Nederlandse taal- en cultuurpolitiek
Nederlandse taal en cultuur in het buitenland
Het buitenland en wij
In het land ‘wo die Zitronen blühen’ zijn de lage landen ‘wo die Flüsse enden’ niet bijster goed bekend en hun kunstuitingen nog minder. Omgekeerd staan de zaken er iets gunstiger voor, maar dan ook weer niet zo gunstig dat er niet een speciaal blad nodig is om de relatieve bekendheid te vergroten. Want Harald Hendrix - in een ‘moment van reflectie aan het begin van de vijfde jaargang van Incontri’ - schrijft terecht dat ‘het bestaan van dergelijke bladen (nl. op één land gerichte tijdschriften) juist getuigt van een eerder geringe belangstelling voor het betreffende land.

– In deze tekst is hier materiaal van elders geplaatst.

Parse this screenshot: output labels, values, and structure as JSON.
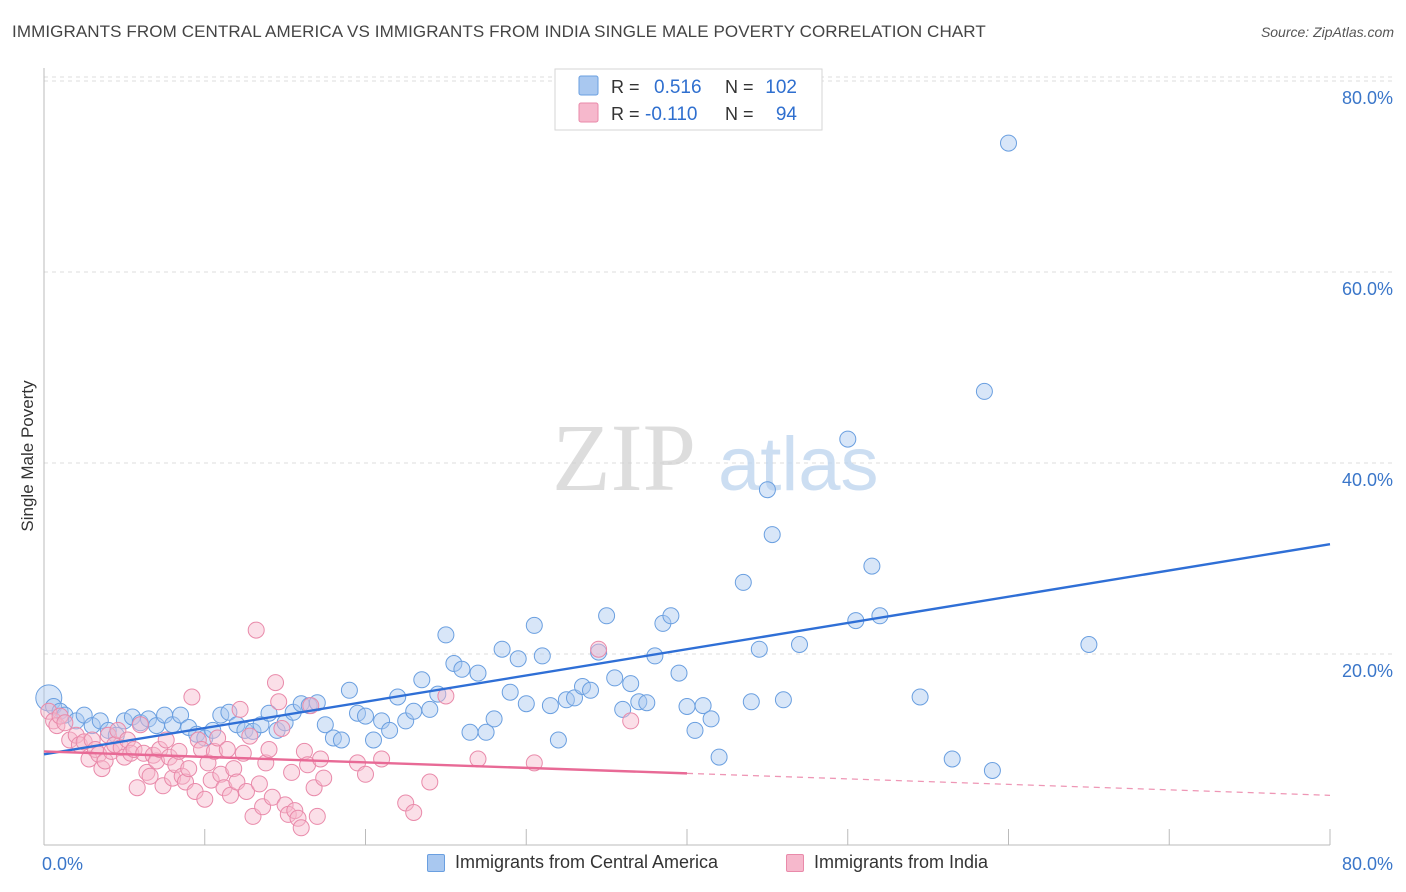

Aangezien de algemene pers blijkbaar onvoldoende aandacht besteedt aan dit specifieke onderwerp, is het nodig een apart medium hiervoor te creëren’. (In Incontri - Rivista di Studi Italo-Nederlandesi, 1990/1, APA-Holland University Press - ISSN 0169-3379). Een geluk bij een ongeluk: het tweetalige Incontri bevat veel en interessante informatie, in een telkens terugkerende indeling (bijdragen, recensies, signalementen en mededelingen).
Ik geef een willekeurige selectie uit de vijfde jaargang, omdat alle titels vermelden een onbegonnen zaak is. Zo is er een bijdrage van Els Naaijkens over ‘De Italiaanse kennismaking met het werk van Johan Huizinga’; een recensie over ‘De wereld van Helene Nolthenius’ (Dick Molenwijk, n.a.v. Terugstrevend naar ginds, een ‘Liber Amicorum ter gelegenheid van de zeventigste verjaardag van deze romancière, musicologe en historica’); een signalement over ‘Anne Frank en Etty Hillesum in Italië’ (Charles van Leeuwen), ‘Noordelijke invloeden op Italiaanse kunst’ (Edward Grasman) en ‘Rubens en Rembrandt in Italië’ (Arjan de Koomen).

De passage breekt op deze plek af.